Eye surgery to correct refractive error is an increasingly popular alternative to eyeglasses or contact lenses for most people, including those with nearsightedness, farsightedness, or astigmatism. Eye surgery to correct presbyopia is not available in the United States.
Ophthalmologists at NYU Langone offer corrective procedures to change the shape of the cornea and shift the focus of incoming light directly onto the retina, improving the clarity of your vision. In general, our doctors only perform these eye surgeries on people age 21 and older. This is because the shape and size of the eye may change before adulthood, affecting how much correction is needed to help a person see clearly.
If you have refractive error in only one eye, surgeons correct just the affected eye. However, people often have refractive error in both eyes. Our doctors typically perform surgery on both eyes during the same procedure.
Long-term outcomes from both LASIK and surface ablation surgeries are generally excellent. These procedures are both very safe and predictable for most types of refractive error. Sometimes, however, the procedure does not fully correct refractive error. Doctors can often determine within three to six months of surgery if an improvement in eyesight is unlikely to occur. If blurriness persists at that time, your surgeon may consider a second laser procedure to further reshape the cornea.
LASIK, which stands for laser-assisted in situ keratomileusis, is the most widely performed surgery to correct refractive error. In this technique, lasers are used to make subtle changes to the shape of the cornea, which is the clear outermost part of the eye. When the cornea is reshaped correctly, it can refract light directly onto the retina, eliminating blurred vision.
An eye surgeon performs LASIK in the office or at an eye center. Your doctor may offer you a sedative to help you relax.
First, the surgeon applies anesthetic eyedrops to numb the eyes. These take effect in about a minute. The surgeon uses a small instrument to hold the eyelids open.
He or she then uses a laser or a small blade to separate the thin outer flap of the cornea from the rest of the eye. This part of the procedure may feel awkward, but it is not painful. While this occurs, you are asked to look at a small light to keep your eyes still.

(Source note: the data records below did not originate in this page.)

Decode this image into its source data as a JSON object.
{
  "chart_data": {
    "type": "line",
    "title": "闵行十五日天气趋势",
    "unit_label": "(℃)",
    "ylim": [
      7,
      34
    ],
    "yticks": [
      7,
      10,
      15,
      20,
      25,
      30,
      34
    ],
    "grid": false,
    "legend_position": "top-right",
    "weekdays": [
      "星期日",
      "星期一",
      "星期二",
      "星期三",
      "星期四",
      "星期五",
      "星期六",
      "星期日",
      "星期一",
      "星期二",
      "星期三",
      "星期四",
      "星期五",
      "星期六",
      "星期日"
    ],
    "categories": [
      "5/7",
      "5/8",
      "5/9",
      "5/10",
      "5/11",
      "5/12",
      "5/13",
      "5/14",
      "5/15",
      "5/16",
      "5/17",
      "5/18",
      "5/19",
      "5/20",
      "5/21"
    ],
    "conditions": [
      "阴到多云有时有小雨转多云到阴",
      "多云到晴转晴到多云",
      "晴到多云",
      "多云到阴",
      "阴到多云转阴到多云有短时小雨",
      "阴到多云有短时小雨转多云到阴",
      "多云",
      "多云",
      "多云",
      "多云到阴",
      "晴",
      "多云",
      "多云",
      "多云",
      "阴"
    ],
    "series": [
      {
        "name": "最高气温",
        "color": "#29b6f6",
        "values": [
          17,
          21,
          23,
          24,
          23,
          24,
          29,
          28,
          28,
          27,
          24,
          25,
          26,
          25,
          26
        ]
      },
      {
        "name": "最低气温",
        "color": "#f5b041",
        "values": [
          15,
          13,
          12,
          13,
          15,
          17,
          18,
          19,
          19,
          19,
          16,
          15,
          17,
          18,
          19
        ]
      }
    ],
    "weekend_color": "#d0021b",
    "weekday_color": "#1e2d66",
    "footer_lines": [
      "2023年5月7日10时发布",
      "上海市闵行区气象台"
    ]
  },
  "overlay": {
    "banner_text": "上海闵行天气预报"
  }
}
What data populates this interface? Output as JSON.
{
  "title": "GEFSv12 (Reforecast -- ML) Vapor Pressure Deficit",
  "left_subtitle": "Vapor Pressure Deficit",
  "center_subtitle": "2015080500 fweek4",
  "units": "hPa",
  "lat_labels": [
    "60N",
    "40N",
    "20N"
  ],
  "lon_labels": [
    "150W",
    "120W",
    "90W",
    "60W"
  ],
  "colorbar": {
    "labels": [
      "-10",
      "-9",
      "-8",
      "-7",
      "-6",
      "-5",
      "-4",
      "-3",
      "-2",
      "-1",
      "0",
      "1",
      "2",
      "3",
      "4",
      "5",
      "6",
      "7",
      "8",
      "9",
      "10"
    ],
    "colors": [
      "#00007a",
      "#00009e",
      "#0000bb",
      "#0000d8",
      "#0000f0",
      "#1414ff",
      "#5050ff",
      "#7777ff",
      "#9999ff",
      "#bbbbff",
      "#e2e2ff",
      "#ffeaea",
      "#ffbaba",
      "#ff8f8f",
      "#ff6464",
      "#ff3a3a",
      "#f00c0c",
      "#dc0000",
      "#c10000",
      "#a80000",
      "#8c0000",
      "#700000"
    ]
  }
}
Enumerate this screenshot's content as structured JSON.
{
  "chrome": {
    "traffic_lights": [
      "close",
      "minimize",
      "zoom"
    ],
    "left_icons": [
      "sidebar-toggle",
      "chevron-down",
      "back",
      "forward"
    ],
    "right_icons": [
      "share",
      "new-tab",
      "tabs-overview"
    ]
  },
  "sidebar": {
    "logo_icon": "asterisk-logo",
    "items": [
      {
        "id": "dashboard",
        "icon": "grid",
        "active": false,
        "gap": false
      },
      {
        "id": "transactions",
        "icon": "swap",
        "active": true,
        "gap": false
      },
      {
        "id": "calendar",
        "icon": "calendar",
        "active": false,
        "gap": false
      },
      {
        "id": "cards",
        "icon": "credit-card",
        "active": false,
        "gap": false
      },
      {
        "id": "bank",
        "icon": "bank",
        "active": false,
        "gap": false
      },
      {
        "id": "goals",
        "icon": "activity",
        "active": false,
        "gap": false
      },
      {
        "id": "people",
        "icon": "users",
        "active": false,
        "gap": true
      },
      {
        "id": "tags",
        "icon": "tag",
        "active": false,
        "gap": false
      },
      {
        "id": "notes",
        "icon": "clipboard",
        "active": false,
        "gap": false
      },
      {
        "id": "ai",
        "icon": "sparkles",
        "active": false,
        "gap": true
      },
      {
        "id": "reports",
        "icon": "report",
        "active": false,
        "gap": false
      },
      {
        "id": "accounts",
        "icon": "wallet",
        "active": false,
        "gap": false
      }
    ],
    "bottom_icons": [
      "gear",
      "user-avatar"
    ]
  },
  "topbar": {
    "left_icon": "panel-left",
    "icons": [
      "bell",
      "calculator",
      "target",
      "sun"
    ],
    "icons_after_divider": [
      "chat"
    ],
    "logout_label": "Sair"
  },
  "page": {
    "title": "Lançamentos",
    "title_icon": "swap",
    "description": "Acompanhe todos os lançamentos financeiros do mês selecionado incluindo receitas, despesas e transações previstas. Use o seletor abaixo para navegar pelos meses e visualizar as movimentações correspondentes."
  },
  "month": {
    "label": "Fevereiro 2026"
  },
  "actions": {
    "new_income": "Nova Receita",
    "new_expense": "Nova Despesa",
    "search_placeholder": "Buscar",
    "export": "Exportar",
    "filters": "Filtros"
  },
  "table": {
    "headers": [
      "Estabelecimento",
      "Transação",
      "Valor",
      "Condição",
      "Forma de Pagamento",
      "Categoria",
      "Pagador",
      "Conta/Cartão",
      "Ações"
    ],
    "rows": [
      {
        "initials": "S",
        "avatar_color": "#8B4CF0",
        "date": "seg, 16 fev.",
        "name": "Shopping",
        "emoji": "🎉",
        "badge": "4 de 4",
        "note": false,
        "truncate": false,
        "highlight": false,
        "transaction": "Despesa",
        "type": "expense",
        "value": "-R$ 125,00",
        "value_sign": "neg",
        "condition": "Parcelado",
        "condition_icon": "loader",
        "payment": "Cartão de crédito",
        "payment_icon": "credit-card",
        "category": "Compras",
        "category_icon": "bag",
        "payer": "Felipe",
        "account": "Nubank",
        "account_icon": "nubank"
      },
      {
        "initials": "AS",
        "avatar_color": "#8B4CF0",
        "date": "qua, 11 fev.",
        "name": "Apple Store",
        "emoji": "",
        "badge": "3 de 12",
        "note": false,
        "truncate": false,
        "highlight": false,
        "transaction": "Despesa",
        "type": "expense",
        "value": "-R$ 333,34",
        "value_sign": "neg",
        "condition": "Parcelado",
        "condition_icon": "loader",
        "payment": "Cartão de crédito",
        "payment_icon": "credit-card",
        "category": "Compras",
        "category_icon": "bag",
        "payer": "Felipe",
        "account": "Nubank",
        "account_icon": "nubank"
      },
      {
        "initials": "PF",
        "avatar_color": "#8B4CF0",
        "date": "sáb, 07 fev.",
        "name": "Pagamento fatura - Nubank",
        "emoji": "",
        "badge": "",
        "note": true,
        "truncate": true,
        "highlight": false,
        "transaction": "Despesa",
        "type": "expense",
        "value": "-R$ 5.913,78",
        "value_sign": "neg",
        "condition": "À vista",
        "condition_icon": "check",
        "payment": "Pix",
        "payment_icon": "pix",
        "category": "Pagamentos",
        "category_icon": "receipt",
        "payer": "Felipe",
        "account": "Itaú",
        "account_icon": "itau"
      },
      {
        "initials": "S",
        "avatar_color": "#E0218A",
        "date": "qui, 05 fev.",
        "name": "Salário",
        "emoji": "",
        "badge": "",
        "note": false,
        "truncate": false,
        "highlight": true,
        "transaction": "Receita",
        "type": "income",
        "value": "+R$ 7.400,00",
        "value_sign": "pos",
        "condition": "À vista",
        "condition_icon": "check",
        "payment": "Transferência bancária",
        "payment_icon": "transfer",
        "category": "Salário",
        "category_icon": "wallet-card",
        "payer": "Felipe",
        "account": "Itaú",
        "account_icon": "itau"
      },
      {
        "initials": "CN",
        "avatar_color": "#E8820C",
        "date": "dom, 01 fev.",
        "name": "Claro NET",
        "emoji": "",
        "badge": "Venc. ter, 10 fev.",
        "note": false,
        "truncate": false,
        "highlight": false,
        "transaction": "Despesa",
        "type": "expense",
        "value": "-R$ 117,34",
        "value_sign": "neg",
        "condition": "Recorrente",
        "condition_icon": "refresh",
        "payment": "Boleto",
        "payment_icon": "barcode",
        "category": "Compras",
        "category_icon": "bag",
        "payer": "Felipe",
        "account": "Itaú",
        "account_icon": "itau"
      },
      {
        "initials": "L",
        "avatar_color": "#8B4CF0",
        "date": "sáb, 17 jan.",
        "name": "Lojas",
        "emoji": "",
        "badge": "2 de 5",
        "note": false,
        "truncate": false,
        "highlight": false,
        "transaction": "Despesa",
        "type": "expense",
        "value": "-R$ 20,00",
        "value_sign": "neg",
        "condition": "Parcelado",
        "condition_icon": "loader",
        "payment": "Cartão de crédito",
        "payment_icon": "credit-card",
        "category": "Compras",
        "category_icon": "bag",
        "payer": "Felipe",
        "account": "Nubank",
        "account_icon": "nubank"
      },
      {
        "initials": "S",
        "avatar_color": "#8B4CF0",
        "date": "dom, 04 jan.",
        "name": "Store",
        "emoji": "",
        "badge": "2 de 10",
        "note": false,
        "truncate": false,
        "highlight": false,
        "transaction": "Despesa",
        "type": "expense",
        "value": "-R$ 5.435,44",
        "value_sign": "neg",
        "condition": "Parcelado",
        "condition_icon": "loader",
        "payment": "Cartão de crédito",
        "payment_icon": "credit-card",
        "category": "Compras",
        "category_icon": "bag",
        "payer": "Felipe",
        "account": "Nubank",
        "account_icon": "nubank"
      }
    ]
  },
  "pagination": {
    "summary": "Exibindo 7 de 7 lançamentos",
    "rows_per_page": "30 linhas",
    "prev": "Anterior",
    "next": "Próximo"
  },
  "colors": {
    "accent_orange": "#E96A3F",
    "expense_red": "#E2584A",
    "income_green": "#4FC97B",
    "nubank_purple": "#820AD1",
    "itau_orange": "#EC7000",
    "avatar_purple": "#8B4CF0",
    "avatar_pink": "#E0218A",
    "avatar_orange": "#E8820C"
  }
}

Then the surgeon uses a laser to reshape the exposed area of the cornea, so it bends, or refracts, light correctly. This reshaping is precise and based on the three-dimensional images of your cornea the doctor obtained during diagnostic corneal mapping.
After the cornea has been reshaped, the surgeon replaces the outer flap and the procedure is finished. Your surgeon may place a clear contact lens that acts as a bandage on your eyes. The doctor removes these during a follow-up appointment a few days later.
LASIK takes less than a half hour for both eyes, and you can return home after surgery. Your vision may be blurred for several hours, and you should arrange for someone to drive or escort you home after the procedure. Most people do not experience any pain after LASIK.
Your surgeon sees you for a follow-up visit the day after surgery and schedules subsequent follow-up visits based on your healing progress and the type of refractive error that was corrected.
Your vision improves within one or two weeks. Most people have 20/20 vision for years after this procedure.
Surface ablation, commonly called PRK, or photorefractive keratectomy, is very similar to LASIK except that surgeons do not separate a thin flap of corneal tissue before reshaping the cornea with a laser. Surface ablation is an excellent alternative to LASIK for people who have abnormalities of the cornea, such as thinning or scarring, and may be better suited for people who have dry eye syndrome.
In this procedure, the same laser that is used for LASIK is used to reshape the corneal surface directly. Surface ablation takes a few minutes per eye to complete—similar to the amount of time it takes to perform LASIK—and the treatment is also planned using a three-dimensional image of your cornea obtained during diagnosis. After the treatment is complete, the surgeon applies a clear bandage contact lens to protect your eyes while they heal.
You can return home after surgery. Because your vision may be blurred for several hours, you should arrange for transportation home.
Recovery from this procedure takes a bit longer than with LASIK, because new corneal cells must grow to cover the surface of the eye. You may feel a slight burn or ache in your eyes for a day or two after the procedure, and it may take up to a week for your vision to improve.
Most people are fully healed and have corrected vision within a couple of weeks. This procedure enables most people to have 20/20 vision for years.